Маг пожимает плечами. Он не играл в игру со странным названием «Джинн-бежим!»; он вообще почти не играл в игры детей, с младенчества приобщаясь к тайнам хирбедов — но если поэт настаивает…

Руки Гургина хватают поэта за плечи и вертят, вертят, пока Абу-т-Тайиба не начинает качать и без чужой помощи.

— Теперь спрашивай: где Басра?

— Где Басра? — послушно спрашивает маг.

Минута задержки — и рука поэта указывает на северо-восток.

— Там. Крути еще!.. еще! Спрашивай: где Нумания?

— Где Нумания?

— Там… е рабб, там! Крути… крути! Спрашивай: где Кабир? Спрашивай, чтоб тебя ифриты разодрали! Ну?!

— Где… где Кабир?

Поэт останавливается. Он стоит прямо, врастая в землю вековой чинарой, от головокружения нет и следа; рука Абу-т-Тайиба медленно поднимается и указывает вдаль.

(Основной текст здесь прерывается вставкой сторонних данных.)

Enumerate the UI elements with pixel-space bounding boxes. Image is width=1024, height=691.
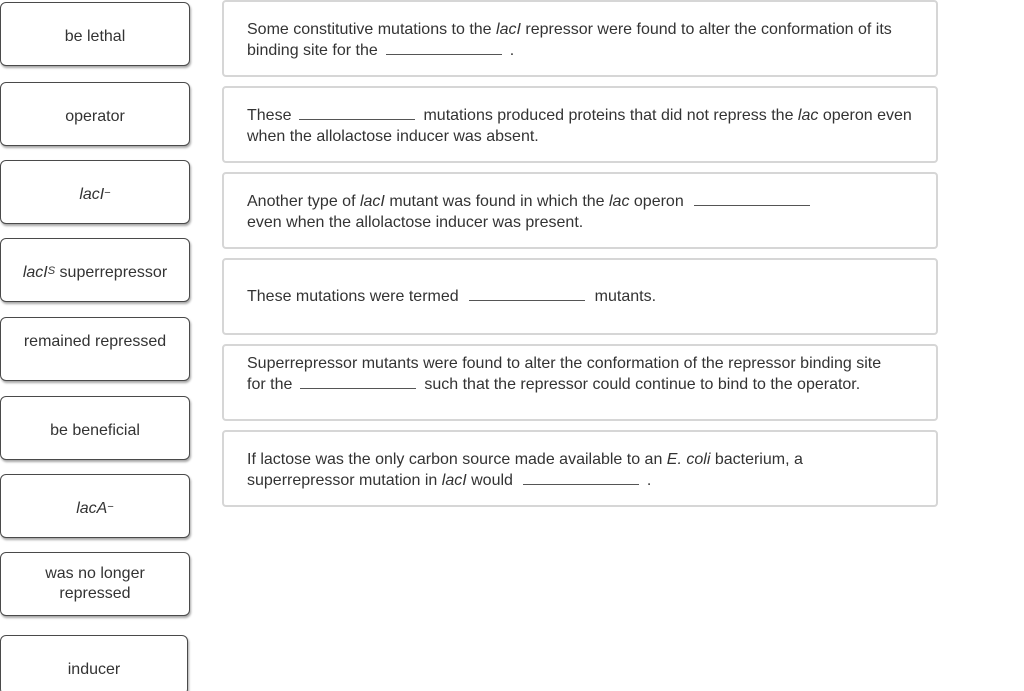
sentence-text-part: such that the repressor could continue to bind to the operator. (424, 376, 861, 393)
tile-label: inducer (67, 661, 121, 678)
answer-blank-3[interactable] (694, 191, 810, 206)
tile-operator[interactable] (0, 82, 190, 146)
sentence-italic-term: lacI (359, 193, 385, 210)
tile-label: lacI (22, 264, 48, 281)
tile-label-group (76, 499, 114, 519)
tile-was-no-longer-repressed[interactable] (0, 552, 190, 616)
sentence-box-1 (222, 0, 938, 77)
answer-blank-4[interactable] (469, 286, 585, 301)
sentence-box-6 (222, 430, 938, 507)
sentence-text-part: . (646, 472, 652, 489)
sentence-text-part: Superrepressor mutants were found to alter the conformation of the repressor binding site for the (247, 355, 882, 393)
tile-inducer[interactable] (0, 635, 188, 691)
sentence-box-4 (222, 258, 938, 335)
tile-superscript: − (107, 501, 114, 513)
tile-label: be beneficial (50, 422, 140, 439)
sentence-italic-term: lacI (496, 21, 521, 38)
sentence-text-part: would (466, 472, 513, 489)
sentence-box-3 (222, 172, 938, 249)
sentence-text-part: mutants. (594, 288, 657, 305)
sentence-text (247, 449, 913, 491)
sentence-italic-term: lac (609, 193, 630, 210)
sentence-text-part: mutations produced proteins that did not repress the (423, 107, 798, 124)
sentence-italic-term: lacI (441, 472, 467, 489)
tile-laca-minus[interactable] (0, 474, 190, 538)
answer-blank-6[interactable] (523, 470, 639, 485)
sentence-text-part: Another type of (247, 193, 360, 210)
answer-blank-2[interactable] (299, 105, 415, 120)
sentence-text-part: If lactose was the only carbon source made available to an (247, 451, 667, 468)
sentence-text-part: Some constitutive mutations to the (247, 21, 497, 38)
tile-remained-repressed[interactable] (0, 317, 190, 381)
sentence-text-part: repressor were found to alter the conformation of its binding site for the (247, 21, 892, 59)
sentence-text-part: bacterium, a superrepressor mutation in (247, 451, 803, 489)
sentence-text (247, 105, 913, 147)
sentence-text-part: These (247, 107, 292, 124)
sentence-text-part: . (509, 42, 515, 59)
sentence-text-part: operon (629, 193, 684, 210)
sentence-text (247, 286, 913, 307)
sentence-italic-term: lac (797, 107, 819, 124)
sentence-box-2 (222, 86, 938, 163)
sentence-text (247, 353, 887, 395)
sentence-text (247, 191, 913, 233)
tile-laci-s-superrepressor[interactable] (0, 238, 190, 302)
tile-label: lacI (79, 186, 105, 203)
tile-label-suffix: superrepressor (55, 264, 168, 281)
tile-label: lacA (76, 500, 108, 517)
tile-label: operator (65, 108, 125, 125)
tile-label-group (23, 263, 167, 283)
tile-superscript: − (104, 187, 111, 199)
sentence-text-part: operon even when the allolactose inducer was absent. (247, 107, 912, 145)
sentence-text-part: These mutations were termed (247, 288, 459, 305)
sentence-text (247, 19, 913, 61)
tile-be-lethal[interactable] (0, 2, 190, 66)
sentence-text-part: even when the allolactose inducer was present. (247, 214, 584, 231)
tile-label-group (79, 185, 110, 205)
sentence-text-part: mutant was found in which the (384, 193, 609, 210)
tile-label: was no longer repressed (45, 565, 145, 602)
tile-label: remained repressed (23, 333, 167, 350)
answer-blank-5[interactable] (300, 374, 416, 389)
sentence-box-5 (222, 344, 938, 421)
tile-be-beneficial[interactable] (0, 396, 190, 460)
tile-laci-minus[interactable] (0, 160, 190, 224)
tile-label: be lethal (64, 28, 126, 45)
tile-superscript: S (47, 265, 56, 277)
answer-blank-1[interactable] (386, 40, 502, 55)
sentence-italic-term: E. coli (666, 451, 711, 468)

Рывок — и повязка сорвана.

— Мой шах, — бормочет старый хирбед, бледнея лицом. — Мой… шах…

— Ударь меня! Ты слышишь: ударь меня! Живо!

В ответ ладонь мага входит в чувствительное соприкосновение со щекой поэта. Ноги подламываются в коленях, Абу-т-Тайиб с размаху садится, ударяясь оземь сиденьем, дарованным Аллахом всякому человеку, и смеется смехом ребенка.

— Ф-фух… А я уже испугался: шах, мой шах! Ну и рученька у тебя, Гургин-богатырь, такой не Ал-Ребаты открывать, а слонов опрокидывать…

Маг молчит.

Испуг мало-помалу выходит из старика ознобом и холодным потом.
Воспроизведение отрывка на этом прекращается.